4 Quick Tips to Get Great Photos for Employer Branding and Recruitment Marketing

Jessica McFadden

April 26, 2021

Brand + Marketing

4 Quick Tips to Get Great Photos for Employer Branding and Recruitment Marketing

Jessica McFadden

April 26, 2021

Does a photo really speak a thousand words? If it’s about your workplace, then yes.

Just like every other piece of recruitment marketing content shared with candidates, a photo lets candidates put themselves in the shoes of someone who works at your organization. Potential candidates can envision themselves working there (or not, which is good too). Don’t miss this simple, yet powerful, opportunity.

Here are a few quick tips on what to do (or, not to do) when choosing the photos you use for your career content.

1. Ditch stock photos.

The best way to provide candidates with insight into your organization is to use real employees. And, to capture them in real work sites. Step away from the stock photography sites - everyone has seen those people. Often.
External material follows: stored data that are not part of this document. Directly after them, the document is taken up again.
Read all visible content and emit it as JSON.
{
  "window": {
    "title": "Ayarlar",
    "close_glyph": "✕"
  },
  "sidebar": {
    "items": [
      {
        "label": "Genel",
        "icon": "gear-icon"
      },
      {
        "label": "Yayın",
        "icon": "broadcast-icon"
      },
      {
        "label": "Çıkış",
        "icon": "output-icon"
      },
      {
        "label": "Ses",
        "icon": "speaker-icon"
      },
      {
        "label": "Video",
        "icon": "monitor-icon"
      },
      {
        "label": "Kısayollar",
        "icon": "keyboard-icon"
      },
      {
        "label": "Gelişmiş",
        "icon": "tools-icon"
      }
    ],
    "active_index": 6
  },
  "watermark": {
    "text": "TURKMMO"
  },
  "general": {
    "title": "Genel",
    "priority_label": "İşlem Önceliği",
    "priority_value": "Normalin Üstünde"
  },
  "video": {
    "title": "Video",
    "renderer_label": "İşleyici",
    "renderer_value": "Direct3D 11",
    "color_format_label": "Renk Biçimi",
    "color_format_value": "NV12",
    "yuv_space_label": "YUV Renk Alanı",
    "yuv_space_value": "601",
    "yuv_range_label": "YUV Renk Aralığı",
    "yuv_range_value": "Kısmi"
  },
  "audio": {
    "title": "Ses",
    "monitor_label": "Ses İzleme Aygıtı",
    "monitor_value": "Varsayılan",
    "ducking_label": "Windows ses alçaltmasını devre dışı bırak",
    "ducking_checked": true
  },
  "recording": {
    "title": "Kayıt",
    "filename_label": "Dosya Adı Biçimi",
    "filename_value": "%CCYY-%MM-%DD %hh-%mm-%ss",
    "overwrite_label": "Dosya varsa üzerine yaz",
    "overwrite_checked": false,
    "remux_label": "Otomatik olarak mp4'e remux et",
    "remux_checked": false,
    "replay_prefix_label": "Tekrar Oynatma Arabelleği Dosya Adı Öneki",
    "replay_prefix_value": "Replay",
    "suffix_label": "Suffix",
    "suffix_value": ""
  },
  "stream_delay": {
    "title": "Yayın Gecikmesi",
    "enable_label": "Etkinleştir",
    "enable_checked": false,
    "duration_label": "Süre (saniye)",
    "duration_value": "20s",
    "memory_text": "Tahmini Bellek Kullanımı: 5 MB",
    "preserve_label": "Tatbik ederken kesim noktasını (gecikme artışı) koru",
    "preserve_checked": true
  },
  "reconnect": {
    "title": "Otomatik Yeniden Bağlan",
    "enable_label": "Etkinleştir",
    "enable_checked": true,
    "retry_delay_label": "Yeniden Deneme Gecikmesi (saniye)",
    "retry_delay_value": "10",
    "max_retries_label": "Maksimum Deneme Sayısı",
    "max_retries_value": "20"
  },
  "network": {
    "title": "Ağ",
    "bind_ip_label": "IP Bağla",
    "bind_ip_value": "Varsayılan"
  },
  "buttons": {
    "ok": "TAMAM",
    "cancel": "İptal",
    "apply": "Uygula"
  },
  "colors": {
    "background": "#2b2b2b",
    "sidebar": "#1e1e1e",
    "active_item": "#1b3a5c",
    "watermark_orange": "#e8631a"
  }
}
2. Share photos that give insight into your culture.

we're like family

The photos you choose to populate your career site and social channels should speak to what it is like to work at your organization. Quick pro tip: Don’t ask your photo subjects to dress up for photo day — tell them to come as they usually do. Even something as simple as how team members are dressed can demonstrate a lot about your culture to candidates.

3. Share photos of your workspace.

Where you work is perhaps third only to “What you do” and “Who you do it with” on the list of candidate priorities. So, providing an authentic lens into your workspace — be that cubicles, a gym, or a factory — better helps candidates visualize themselves in your space.

4. Provide pictures that communicate the remote employee experience.

Yes, you can give insight into the distributed team experience with photography, as well as video. Therefore, include images of home offices, screen-grabs from virtual team meeetings and more to communicate hybrid on-site and at-home work cultures. The presence of photography content in this vein is important to candidates searching for information about virtually-connected teams.